Het hof noemt partijen hierna [appellante] en [geïntimeerde] .
Procesverloop
2
Procesverloop in hoger beroep
Het verloop van de procedure in hoger beroep blijkt uit de volgende stukken:
? de dagvaarding van 5 maart 2024, waarmee [appellante] in hoger beroep is gekomen van het vonnis in kort geding van de kantonrechter in de rechtbank Den Haag, zittingsplaats Gouda van 22 februari 2024;
? het tussenarrest van dit hof van 30 april 2024, waarin een mondelinge behandeling na aanbrengen is gelast;
? de mededeling van [appellante] dat zij afziet van een mondelinge behandeling;
? de akte van [geïntimeerde] ;
? de antwoordakte van [appellante] ;
? de memorie van grieven van [appellante] , met bijlagen;
? de memorie van antwoord van [geïntimeerde] , met bijlagen.
Op 16 april 2025 heeft een mondelinge behandeling plaatsgevonden voor de meervoudige kamer. Op de zitting hebben partijen hun zaak doen bepleiten door hun voornoemde advocaten; mr. Bons heeft daarbij gebruik gemaakt van pleitaantekeningen die hij heeft overgelegd. Ter zitting heeft [appellante] ook een aantal aanvullende producties (producties 7 tot en met 25) ingediend, die deel uit maken van de processtukken.
3.1.
Tussen de fokker van de hond [naam hond] en [geïntimeerde] is een “Gastgezin contract” (hierna: de overeenkomst) gesloten op 3 juni 2021. De overeenkomst houdt onder meer het volgende in:
“Gastgezin contract pup [naam hond] van de [eenmanszaak]
(…)
Gegevens van de Fokker
NAAM: [naam 1] en [appellante]
(…)
Gegevens van het gastgezin
NAAM: [geïntimeerde]
(…)
De plaatsing van de hond (…) heeft plaatsgevonden op [datum] 03-06-2021 tussen de fokker en het gastgezin voor [een borg van] € 3.000,00 onder de volgende voorwaarden:
De fokkers voorwaarden:
1. Verklaring en voorwaarden
1.1.
De hond verder genoemd Teef [naam hond] blijft tot nader besluit van Fokker in het fok plan
1.2.
Mocht fokker constateren dat gastgezin zich in het hier nader beschreven bepalingen niet aan de afspraak houd is fokker ten aller tijden bevoegd de Teef [naam hond] op te halen en zal dan als de Teef [naam hond] in goede gezondheid verkeerd zoals het behoort te zijn het bedrag van borg [€3.000,00] terug te geven aan beëindigd gastgezin.
(…)
De gastgezin verklaring
1. Verklaring en voorwaarden
1.1
Gastgezin is zich bewust dat het overgedragen bedrag van [€3.000,00] aan fokker een borg is en geen betaling voor Teef [naam hond] (…) en eigendom blijft tot nader tot nader bepaling en schriftelijke toezegging van de fokker.
(…)
1.6
Gastgezin is zich bewust dat fokker mag bepalen of dat Teef [naam hond] tot een maximaal van 5 nesten zou mogen krijgen.
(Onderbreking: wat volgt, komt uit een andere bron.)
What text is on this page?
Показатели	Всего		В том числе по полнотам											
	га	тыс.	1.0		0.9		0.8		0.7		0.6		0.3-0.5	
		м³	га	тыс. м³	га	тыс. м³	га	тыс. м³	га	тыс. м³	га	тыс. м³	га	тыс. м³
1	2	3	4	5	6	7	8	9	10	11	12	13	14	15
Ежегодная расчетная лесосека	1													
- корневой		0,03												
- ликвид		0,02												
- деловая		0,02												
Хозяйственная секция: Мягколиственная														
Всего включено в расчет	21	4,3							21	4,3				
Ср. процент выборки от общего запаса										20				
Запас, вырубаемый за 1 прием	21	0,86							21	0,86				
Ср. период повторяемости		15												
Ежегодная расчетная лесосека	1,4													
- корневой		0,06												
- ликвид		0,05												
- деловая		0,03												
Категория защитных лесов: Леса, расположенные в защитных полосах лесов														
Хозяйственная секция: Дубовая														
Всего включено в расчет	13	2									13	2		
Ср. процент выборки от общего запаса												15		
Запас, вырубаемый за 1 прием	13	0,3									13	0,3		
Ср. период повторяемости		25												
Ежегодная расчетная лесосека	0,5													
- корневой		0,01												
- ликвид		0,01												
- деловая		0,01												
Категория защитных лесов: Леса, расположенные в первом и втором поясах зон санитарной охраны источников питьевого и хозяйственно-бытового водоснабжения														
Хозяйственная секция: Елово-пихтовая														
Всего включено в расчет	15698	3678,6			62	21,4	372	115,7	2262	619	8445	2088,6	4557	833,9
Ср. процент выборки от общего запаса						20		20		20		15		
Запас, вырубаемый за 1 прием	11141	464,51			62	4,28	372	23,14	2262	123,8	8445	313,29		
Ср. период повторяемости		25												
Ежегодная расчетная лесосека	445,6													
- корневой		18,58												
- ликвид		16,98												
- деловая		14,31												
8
Deze keuze is aan fokker maar deze zal ten aller tijden de gezondheid voor opstellen van Teef [naam hond] (…).
1.7
Gastgezin is voor alle verdere verzorging buiten het fok plan (…) aansprakelijk voor de gezondheid van Teef [naam hond] . Dit houd in, volwaardige voeding, goede vachtverzorging, de benodigde entingen en zo nodig medische verzorging (…).
(…)
Ik, als gastgezin te noemen, heb dit document voorafgaand aan de overdracht van de hond Teef [naam hond] gelezen en volledig begrepen en ga ermee akkoord. Ik zal me houden aan de voorwaarden ervan, ik bevestig dat ik heb begrepen dat de hond Teef [naam hond] op te nemen als gastgezin en niet als koper en dat Teef [naam hond] eigendom is van de Fokker onder de naam [naam 1] en [appellante] en deze hond in het fok plan mee doet bij de fokker (…).”
3.2.
In april 2023 heeft [naam hond] bij [naam 1] thuis een nest puppy’s geworpen. Enkele van die puppy’s zijn nadien overleden. [naam hond] is vervolgens weer teruggekeerd naar [geïntimeerde] .
3.3.
Bij brief van 19 oktober 2023 schreef de (toenmalige) advocaat van [appellante] aan [geïntimeerde] :
“Cliënte is eigenaar van [naam hond] . Met u is op 03 juni 2021 overeengekomen dat [naam hond] bij u zou verblijven als gezinshond, maar eigendom is en blijft van cliënten, en beschikbaar blijft voor de fokkerij van cliënte. Met [naam hond] is afgelopen voorjaar conform die overeenkomst een nestje gefokt. Van uw zijde is op 23 juni jl. het contact met cliënte verbroken. U reageert niet op telefoontjes en berichten en zoekt ook eigener beweging geen contact met cliënte.
U schendt daarmee de bepalingen van de overeenkomst.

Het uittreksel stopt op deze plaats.